Alboreto – Fast driver, real Man

The gentleman driver who, in that mocking 1985, gave the dream of all the F1 fans to see again an Italian driver win the Formula One Championship with the “red one”. Michele Alboreto earned the esteem and respect of everyone who lives in the Automotive world, moreover for his speed and talent as a pilot, also thanks to his polite and serious manner of behaving in the paddock, as Enzo Ferrari said. In the collective imagination, he is remembered by all with affection, as a man of great modesty though endowed with extraordinary skills.
Alboreto started his Formula One racing venture in 1981, at the age of 25, debuting with the Tyrrel-Ford at the San Marino Grand Prix. His competence and deep knowledge of engines (he was a mechanical expert) gave him the ability to provide engineers and mechanics with precise and detailed guidance to improve the performance of the car. Thanks to his ability to drive and the skill to develop the car, his close-friend Conte Gughi Zanon persuaded Ferrari (who did not want to hear about Italians driver in his Team) to engage Michele for the 1984 season, who repays the confidence of the Drake at the third race in red, winning the Belgium Grand Prix.
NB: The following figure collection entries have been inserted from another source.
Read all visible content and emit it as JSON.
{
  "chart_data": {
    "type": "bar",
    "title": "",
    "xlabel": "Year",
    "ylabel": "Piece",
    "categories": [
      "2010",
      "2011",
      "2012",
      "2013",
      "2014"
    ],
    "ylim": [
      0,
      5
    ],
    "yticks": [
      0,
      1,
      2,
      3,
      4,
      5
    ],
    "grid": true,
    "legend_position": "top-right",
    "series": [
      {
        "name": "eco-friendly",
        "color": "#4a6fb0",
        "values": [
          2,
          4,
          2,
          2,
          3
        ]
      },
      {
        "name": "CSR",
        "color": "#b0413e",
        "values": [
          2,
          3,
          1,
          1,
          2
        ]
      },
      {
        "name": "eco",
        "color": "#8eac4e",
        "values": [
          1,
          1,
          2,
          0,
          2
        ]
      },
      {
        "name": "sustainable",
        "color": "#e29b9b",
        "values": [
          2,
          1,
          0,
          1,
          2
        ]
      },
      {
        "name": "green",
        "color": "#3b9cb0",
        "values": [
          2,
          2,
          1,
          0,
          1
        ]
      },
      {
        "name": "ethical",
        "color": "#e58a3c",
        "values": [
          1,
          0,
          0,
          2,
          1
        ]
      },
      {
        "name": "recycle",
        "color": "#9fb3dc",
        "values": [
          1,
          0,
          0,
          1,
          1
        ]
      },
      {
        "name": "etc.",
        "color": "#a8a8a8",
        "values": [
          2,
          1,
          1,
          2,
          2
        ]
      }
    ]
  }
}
He is the last Italian to win a Grand Prix in a Ferrari, and also the last Italian to drive a Ferrari Formula One, arrived 11 years after the previous Italian pilot in Ferrari, Arturo Merzario. In 1985 went close to climb the Olympus of F1 World Champion (just two Italian drivers in early ’50s succeeded – Nino Farina and Alberto Ascari) leading for half the season the table and then mocked by the fate. Indeed, trying to find more power, Ferrari replaced the turbochargers: together with this change, the reliability went, and the engine got worse and worse, reporting continuous failure. Prost’s McLaren MP4/2B were too reliable, and Michele has no chance to get where all drivers want to get, close to the Title but just second in the World Championship.
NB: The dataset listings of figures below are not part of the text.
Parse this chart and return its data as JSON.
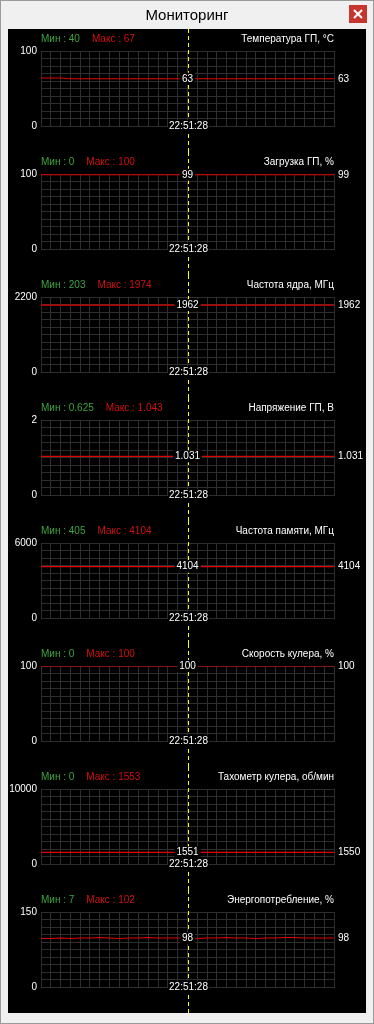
{
  "chart_data": [
    {
      "type": "line",
      "subtitle": "Мониторинг",
      "title": "Температура ГП, °C",
      "annotations": [
        "Мин : 40",
        "Макс : 67",
        "22:51:28"
      ],
      "categories": [
        null,
        null,
        null,
        null,
        null,
        null,
        null,
        null,
        null,
        null,
        null,
        null,
        null,
        null,
        null,
        null,
        null,
        null,
        null,
        null,
        null,
        null,
        null,
        null,
        null,
        null,
        null,
        null,
        null,
        null,
        null
      ],
      "ylim": [
        0,
        100
      ],
      "yticks": [
        0,
        {
          "value": 10,
          "label": null
        },
        {
          "value": 20,
          "label": null
        },
        {
          "value": 30,
          "label": null
        },
        {
          "value": 40,
          "label": null
        },
        {
          "value": 50,
          "label": null
        },
        {
          "value": 60,
          "label": null
        },
        {
          "value": 70,
          "label": null
        },
        {
          "value": 80,
          "label": null
        },
        {
          "value": 90,
          "label": null
        },
        100
      ],
      "grid": true,
      "marker": "none",
      "line_style": "solid",
      "series": [
        {
          "color": "#e00000",
          "values": [
            64,
            64,
            64,
            63,
            63,
            63,
            63,
            63,
            63,
            63,
            63,
            63,
            63,
            63,
            63,
            63,
            63,
            63,
            63,
            63,
            63,
            63,
            63,
            63,
            63,
            63,
            63,
            63,
            63,
            63,
            63
          ],
          "value_labels": [
            null,
            null,
            null,
            null,
            null,
            null,
            null,
            null,
            null,
            null,
            null,
            null,
            null,
            null,
            null,
            "63",
            null,
            null,
            null,
            null,
            null,
            null,
            null,
            null,
            null,
            null,
            null,
            null,
            null,
            null,
            "63"
          ]
        }
      ]
    },
    {
      "type": "line",
      "title": "Загрузка ГП, %",
      "annotations": [
        "Мин : 0",
        "Макс : 100",
        "22:51:28"
      ],
      "categories": [
        null,
        null,
        null,
        null,
        null,
        null,
        null,
        null,
        null,
        null,
        null,
        null,
        null,
        null,
        null,
        null,
        null,
        null,
        null,
        null,
        null,
        null,
        null,
        null,
        null,
        null,
        null,
        null,
        null,
        null,
        null
      ],
      "ylim": [
        0,
        100
      ],
      "yticks": [
        0,
        {
          "value": 10,
          "label": null
        },
        {
          "value": 20,
          "label": null
        },
        {
          "value": 30,
          "label": null
        },
        {
          "value": 40,
          "label": null
        },
        {
          "value": 50,
          "label": null
        },
        {
          "value": 60,
          "label": null
        },
        {
          "value": 70,
          "label": null
        },
        {
          "value": 80,
          "label": null
        },
        {
          "value": 90,
          "label": null
        },
        100
      ],
      "grid": true,
      "marker": "none",
      "line_style": "solid",
      "series": [
        {
          "color": "#e00000",
          "values": [
            99,
            99,
            99,
            99,
            99,
            99,
            99,
            99,
            99,
            99,
            99,
            99,
            99,
            99,
            99,
            99,
            99,
            99,
            99,
            99,
            99,
            99,
            99,
            99,
            99,
            99,
            99,
            99,
            99,
            99,
            99
          ],
          "value_labels": [
            null,
            null,
            null,
            null,
            null,
            null,
            null,
            null,
            null,
            null,
            null,
            null,
            null,
            null,
            null,
            "99",
            null,
            null,
            null,
            null,
            null,
            null,
            null,
            null,
            null,
            null,
            null,
            null,
            null,
            null,
            "99"
          ]
        }
      ]
    },
    {
      "type": "line",
      "title": "Частота ядра, МГц",
      "annotations": [
        "Мин : 203",
        "Макс : 1974",
        "22:51:28"
      ],
      "categories": [
        null,
        null,
        null,
        null,
        null,
        null,
        null,
        null,
        null,
        null,
        null,
        null,
        null,
        null,
        null,
        null,
        null,
        null,
        null,
        null,
        null,
        null,
        null,
        null,
        null,
        null,
        null,
        null,
        null,
        null,
        null
      ],
      "ylim": [
        0,
        2200
      ],
      "yticks": [
        0,
        {
          "value": 220,
          "label": null
        },
        {
          "value": 440,
          "label": null
        },
        {
          "value": 660,
          "label": null
        },
        {
          "value": 880,
          "label": null
        },
        {
          "value": 1100,
          "label": null
        },
        {
          "value": 1320,
          "label": null
        },
        {
          "value": 1540,
          "label": null
        },
        {
          "value": 1760,
          "label": null
        },
        {
          "value": 1980,
          "label": null
        },
        2200
      ],
      "grid": true,
      "marker": "none",
      "line_style": "solid",
      "series": [
        {
          "color": "#e00000",
          "values": [
            1962,
            1962,
            1962,
            1962,
            1962,
            1962,
            1962,
            1962,
            1962,
            1962,
            1962,
            1962,
            1962,
            1962,
            1962,
            1962,
            1962,
            1962,
            1962,
            1962,
            1962,
            1962,
            1962,
            1962,
            1962,
            1962,
            1962,
            1962,
            1962,
            1962,
            1962
          ],
          "value_labels": [
            null,
            null,
            null,
            null,
            null,
            null,
            null,
            null,
            null,
            null,
            null,
            null,
            null,
            null,
            null,
            "1962",
            null,
            null,
            null,
            null,
            null,
            null,
            null,
            null,
            null,
            null,
            null,
            null,
            null,
            null,
            "1962"
          ]
        }
      ]
    },
    {
      "type": "line",
      "title": "Напряжение ГП, В",
      "annotations": [
        "Мин : 0.625",
        "Макс : 1.043",
        "22:51:28"
      ],
      "categories": [
        null,
        null,
        null,
        null,
        null,
        null,
        null,
        null,
        null,
        null,
        null,
        null,
        null,
        null,
        null,
        null,
        null,
        null,
        null,
        null,
        null,
        null,
        null,
        null,
        null,
        null,
        null,
        null,
        null,
        null,
        null
      ],
      "ylim": [
        0,
        2
      ],
      "yticks": [
        0,
        {
          "value": 0.2,
          "label": null
        },
        {
          "value": 0.4,
          "label": null
        },
        {
          "value": 0.6,
          "label": null
        },
        {
          "value": 0.8,
          "label": null
        },
        {
          "value": 1,
          "label": null
        },
        {
          "value": 1.2,
          "label": null
        },
        {
          "value": 1.4,
          "label": null
        },
        {
          "value": 1.6,
          "label": null
        },
        {
          "value": 1.8,
          "label": null
        },
        2
      ],
      "grid": true,
      "marker": "none",
      "line_style": "solid",
      "series": [
        {
          "color": "#e00000",
          "values": [
            1.031,
            1.031,
            1.031,
            1.031,
            1.031,
            1.031,
            1.031,
            1.031,
            1.031,
            1.031,
            1.031,
            1.031,
            1.031,
            1.031,
            null,
            1.031,
            null,
            1.031,
            1.031,
            1.031,
            1.031,
            1.031,
            1.031,
            1.031,
            1.031,
            1.031,
            1.031,
            1.031,
            1.031,
            1.031,
            1.031
          ],
          "value_labels": [
            null,
            null,
            null,
            null,
            null,
            null,
            null,
            null,
            null,
            null,
            null,
            null,
            null,
            null,
            null,
            "1.031",
            null,
            null,
            null,
            null,
            null,
            null,
            null,
            null,
            null,
            null,
            null,
            null,
            null,
            null,
            "1.031"
          ]
        }
      ]
    },
    {
      "type": "line",
      "title": "Частота памяти, МГц",
      "annotations": [
        "Мин : 405",
        "Макс : 4104",
        "22:51:28"
      ],
      "categories": [
        null,
        null,
        null,
        null,
        null,
        null,
        null,
        null,
        null,
        null,
        null,
        null,
        null,
        null,
        null,
        null,
        null,
        null,
        null,
        null,
        null,
        null,
        null,
        null,
        null,
        null,
        null,
        null,
        null,
        null,
        null
      ],
      "ylim": [
        0,
        6000
      ],
      "yticks": [
        0,
        {
          "value": 600,
          "label": null
        },
        {
          "value": 1200,
          "label": null
        },
        {
          "value": 1800,
          "label": null
        },
        {
          "value": 2400,
          "label": null
        },
        {
          "value": 3000,
          "label": null
        },
        {
          "value": 3600,
          "label": null
        },
        {
          "value": 4200,
          "label": null
        },
        {
          "value": 4800,
          "label": null
        },
        {
          "value": 5400,
          "label": null
        },
        6000
      ],
      "grid": true,
      "marker": "none",
      "line_style": "solid",
      "series": [
        {
          "color": "#e00000",
          "values": [
            4104,
            4104,
            4104,
            4104,
            4104,
            4104,
            4104,
            4104,
            4104,
            4104,
            4104,
            4104,
            4104,
            4104,
            4104,
            4104,
            4104,
            4104,
            4104,
            4104,
            4104,
            4104,
            4104,
            4104,
            4104,
            4104,
            4104,
            4104,
            4104,
            4104,
            4104
          ],
          "value_labels": [
            null,
            null,
            null,
            null,
            null,
            null,
            null,
            null,
            null,
            null,
            null,
            null,
            null,
            null,
            null,
            "4104",
            null,
            null,
            null,
            null,
            null,
            null,
            null,
            null,
            null,
            null,
            null,
            null,
            null,
            null,
            "4104"
          ]
        }
      ]
    },
    {
      "type": "line",
      "title": "Скорость кулера, %",
      "annotations": [
        "Мин : 0",
        "Макс : 100",
        "22:51:28"
      ],
      "categories": [
        null,
        null,
        null,
        null,
        null,
        null,
        null,
        null,
        null,
        null,
        null,
        null,
        null,
        null,
        null,
        null,
        null,
        null,
        null,
        null,
        null,
        null,
        null,
        null,
        null,
        null,
        null,
        null,
        null,
        null,
        null
      ],
      "ylim": [
        0,
        100
      ],
      "yticks": [
        0,
        {
          "value": 10,
          "label": null
        },
        {
          "value": 20,
          "label": null
        },
        {
          "value": 30,
          "label": null
        },
        {
          "value": 40,
          "label": null
        },
        {
          "value": 50,
          "label": null
        },
        {
          "value": 60,
          "label": null
        },
        {
          "value": 70,
          "label": null
        },
        {
          "value": 80,
          "label": null
        },
        {
          "value": 90,
          "label": null
        },
        100
      ],
      "grid": true,
      "marker": "none",
      "line_style": "solid",
      "series": [
        {
          "color": "#e00000",
          "values": [
            100,
            100,
            100,
            100,
            100,
            100,
            100,
            100,
            100,
            100,
            100,
            100,
            100,
            100,
            100,
            100,
            100,
            100,
            100,
            100,
            100,
            100,
            100,
            100,
            100,
            100,
            100,
            100,
            100,
            100,
            100
          ],
          "value_labels": [
            null,
            null,
            null,
            null,
            null,
            null,
            null,
            null,
            null,
            null,
            null,
            null,
            null,
            null,
            null,
            "100",
            null,
            null,
            null,
            null,
            null,
            null,
            null,
            null,
            null,
            null,
            null,
            null,
            null,
            null,
            "100"
          ]
        }
      ]
    },
    {
      "type": "line",
      "title": "Тахометр кулера, об/мин",
      "annotations": [
        "Мин : 0",
        "Макс : 1553",
        "22:51:28"
      ],
      "categories": [
        null,
        null,
        null,
        null,
        null,
        null,
        null,
        null,
        null,
        null,
        null,
        null,
        null,
        null,
        null,
        null,
        null,
        null,
        null,
        null,
        null,
        null,
        null,
        null,
        null,
        null,
        null,
        null,
        null,
        null,
        null
      ],
      "ylim": [
        0,
        10000
      ],
      "yticks": [
        0,
        {
          "value": 1000,
          "label": null
        },
        {
          "value": 2000,
          "label": null
        },
        {
          "value": 3000,
          "label": null
        },
        {
          "value": 4000,
          "label": null
        },
        {
          "value": 5000,
          "label": null
        },
        {
          "value": 6000,
          "label": null
        },
        {
          "value": 7000,
          "label": null
        },
        {
          "value": 8000,
          "label": null
        },
        {
          "value": 9000,
          "label": null
        },
        10000
      ],
      "grid": true,
      "marker": "none",
      "line_style": "solid",
      "series": [
        {
          "color": "#e00000",
          "values": [
            1551,
            1551,
            1551,
            1551,
            1551,
            1551,
            1551,
            1551,
            1551,
            1551,
            1551,
            1551,
            1551,
            1551,
            1551,
            1551,
            1551,
            1551,
            1551,
            1551,
            1551,
            1551,
            1551,
            1551,
            1551,
            1551,
            1551,
            1551,
            1551,
            1551,
            1550
          ],
          "value_labels": [
            null,
            null,
            null,
            null,
            null,
            null,
            null,
            null,
            null,
            null,
            null,
            null,
            null,
            null,
            null,
            "1551",
            null,
            null,
            null,
            null,
            null,
            null,
            null,
            null,
            null,
            null,
            null,
            null,
            null,
            null,
            "1550"
          ]
        }
      ]
    },
    {
      "type": "line",
      "title": "Энергопотребление, %",
      "annotations": [
        "Мин : 7",
        "Макс : 102",
        "22:51:28"
      ],
      "categories": [
        null,
        null,
        null,
        null,
        null,
        null,
        null,
        null,
        null,
        null,
        null,
        null,
        null,
        null,
        null,
        null,
        null,
        null,
        null,
        null,
        null,
        null,
        null,
        null,
        null,
        null,
        null,
        null,
        null,
        null,
        null
      ],
      "ylim": [
        0,
        150
      ],
      "yticks": [
        0,
        {
          "value": 15,
          "label": null
        },
        {
          "value": 30,
          "label": null
        },
        {
          "value": 45,
          "label": null
        },
        {
          "value": 60,
          "label": null
        },
        {
          "value": 75,
          "label": null
        },
        {
          "value": 90,
          "label": null
        },
        {
          "value": 105,
          "label": null
        },
        {
          "value": 120,
          "label": null
        },
        {
          "value": 135,
          "label": null
        },
        150
      ],
      "grid": true,
      "marker": "none",
      "line_style": "solid",
      "series": [
        {
          "color": "#e00000",
          "values": [
            97,
            97,
            98,
            97,
            98,
            98,
            99,
            98,
            97,
            98,
            98,
            99,
            98,
            98,
            98,
            98,
            97,
            98,
            98,
            99,
            98,
            98,
            97,
            98,
            98,
            99,
            99,
            98,
            98,
            98,
            98
          ],
          "value_labels": [
            null,
            null,
            null,
            null,
            null,
            null,
            null,
            null,
            null,
            null,
            null,
            null,
            null,
            null,
            null,
            "98",
            null,
            null,
            null,
            null,
            null,
            null,
            null,
            null,
            null,
            null,
            null,
            null,
            null,
            null,
            "98"
          ]
        }
      ]
    }
  ]
}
That year, Conti Editore published a book with the title “Piloti, che gente…” reporting a comment on Alboreto by Enzo Ferrari, who made almost an admission of guilt about the issue of reliability of the car did not allow him to win the Championship in 1985. “He’s a young man who drives so well, with so few mistakes. He’s fast, good-looking: qualities that remind me of Wolfgang von Trips, to whom Alboreto also resembles in his polite and serious manner. I argued that he is among the six best drivers in Formula 1 and that with a competitive car, he will certainly not waste the chance to become champion.” Unfortunately, that chance never came for Michele.
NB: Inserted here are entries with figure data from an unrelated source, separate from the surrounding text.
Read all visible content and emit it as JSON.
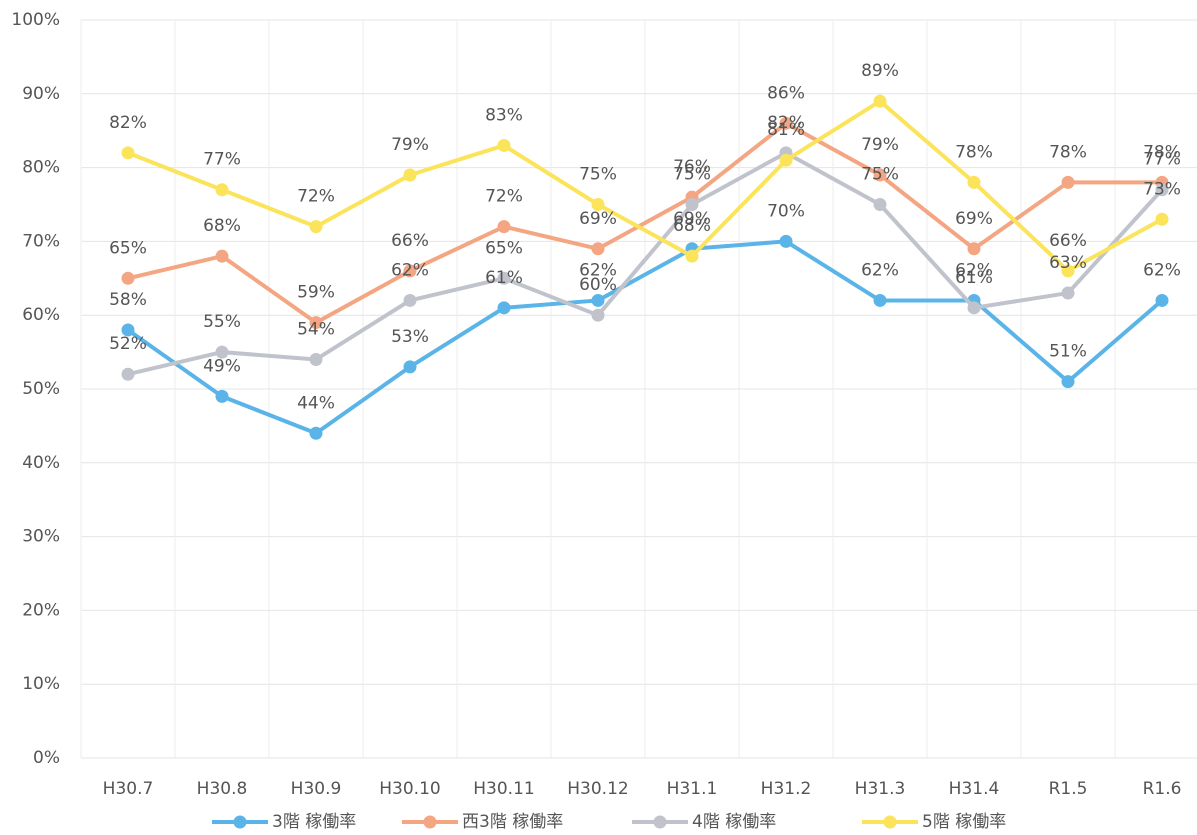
{
  "chart_data": {
    "type": "line",
    "categories": [
      "H30.7",
      "H30.8",
      "H30.9",
      "H30.10",
      "H30.11",
      "H30.12",
      "H31.1",
      "H31.2",
      "H31.3",
      "H31.4",
      "R1.5",
      "R1.6"
    ],
    "series": [
      {
        "name": "3階 稼働率",
        "color": "#5ab4e8",
        "values": [
          58,
          49,
          44,
          53,
          61,
          62,
          69,
          70,
          62,
          62,
          51,
          62
        ],
        "value_labels": [
          "58%",
          "49%",
          "44%",
          "53%",
          "61%",
          "62%",
          "69%",
          "70%",
          "62%",
          "62%",
          "51%",
          "62%"
        ]
      },
      {
        "name": "西3階 稼働率",
        "color": "#f4a582",
        "values": [
          65,
          68,
          59,
          66,
          72,
          69,
          76,
          86,
          79,
          69,
          78,
          78
        ],
        "value_labels": [
          "65%",
          "68%",
          "59%",
          "66%",
          "72%",
          "69%",
          "76%",
          "86%",
          "79%",
          "69%",
          "78%",
          "78%"
        ]
      },
      {
        "name": "4階 稼働率",
        "color": "#c0c3cc",
        "values": [
          52,
          55,
          54,
          62,
          65,
          60,
          75,
          82,
          75,
          61,
          63,
          77
        ],
        "value_labels": [
          "52%",
          "55%",
          "54%",
          "62%",
          "65%",
          "60%",
          "75%",
          "82%",
          "75%",
          "61%",
          "63%",
          "77%"
        ]
      },
      {
        "name": "5階 稼働率",
        "color": "#fbe35a",
        "values": [
          82,
          77,
          72,
          79,
          83,
          75,
          68,
          81,
          89,
          78,
          66,
          73
        ],
        "value_labels": [
          "82%",
          "77%",
          "72%",
          "79%",
          "83%",
          "75%",
          "68%",
          "81%",
          "89%",
          "78%",
          "66%",
          "73%"
        ]
      }
    ],
    "ylim": [
      0,
      100
    ],
    "yticks": [
      {
        "value": 0,
        "label": "0%"
      },
      {
        "value": 10,
        "label": "10%"
      },
      {
        "value": 20,
        "label": "20%"
      },
      {
        "value": 30,
        "label": "30%"
      },
      {
        "value": 40,
        "label": "40%"
      },
      {
        "value": 50,
        "label": "50%"
      },
      {
        "value": 60,
        "label": "60%"
      },
      {
        "value": 70,
        "label": "70%"
      },
      {
        "value": 80,
        "label": "80%"
      },
      {
        "value": 90,
        "label": "90%"
      },
      {
        "value": 100,
        "label": "100%"
      }
    ],
    "grid": true,
    "legend": "bottom"
  }
}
After five years in Ferrari, Alboreto left Maranello’s Team closing a cycle where he didn’t get what his talent deserved. Then he raced six years for minor teams, returning to Tyrrel first and finishing in 1994 with Minardi his twelve years F1 experience. He never thought to put an end to his racing career and, aged 38 he wanted to return in endurance racing – in the early ’80s he’d raced for Lancia in Sports Prototype Class driving the LC2 several times and achieving good results. Back to the origin in Sports Prototype, satisfaction returns in 1997, when he wins at Le Mans 24 Hours driving a TWR-Porsche entered by Joest Racing Team. His last victory is at the Sebring (Florida) 12h in 2001, driving an Audi R8 Prototype joined by Audi Sport North America.
Then, on the 25th of April 2001, something unforeseen and tragic happened in Dresda, close to Berlin. In Lausitzring racetrack, during a test session on an Audi R8 in preparation for the forthcoming Le Mans 24h, Michele Alboreto died after his car somersaulted over a barrier on the high-speed oval section. Causes have not been completely clarified, but a rear tyre burst or the suspension failure has been assumed. This fatal crash left a hole in Motorsport and, what for many Italians is a day of Celebration (Anniversary of Italy’s liberation), for Motorsport fans is instead a day that has marked one of the saddest pages of racing.
Michele is a rider who has conquered all by himself, racing in an extremely competitive era for F1. He has had to face drivers as Nikki Lauda, Ayrton Senna, Renè Arnoux, Alain Prost, Nigel Mansell and so on, having the ability to impose himself as a great driver together with them. In the last years of his life, this fantastic guy and CSAI President – Commissione Sportiva Automobilistica Italiana -, though to a new Formula that would contain costs and allow young drivers without an “economic power” behind, to open the doors of motoring. Having had a hard time getting into Motorsport himself, he had the sensitivity, heart and kindness to dedicate time and resources taking care of others, tomorrow’s drivers. A motorsport hero, excellent driver and lovely guy. Thanks Michele.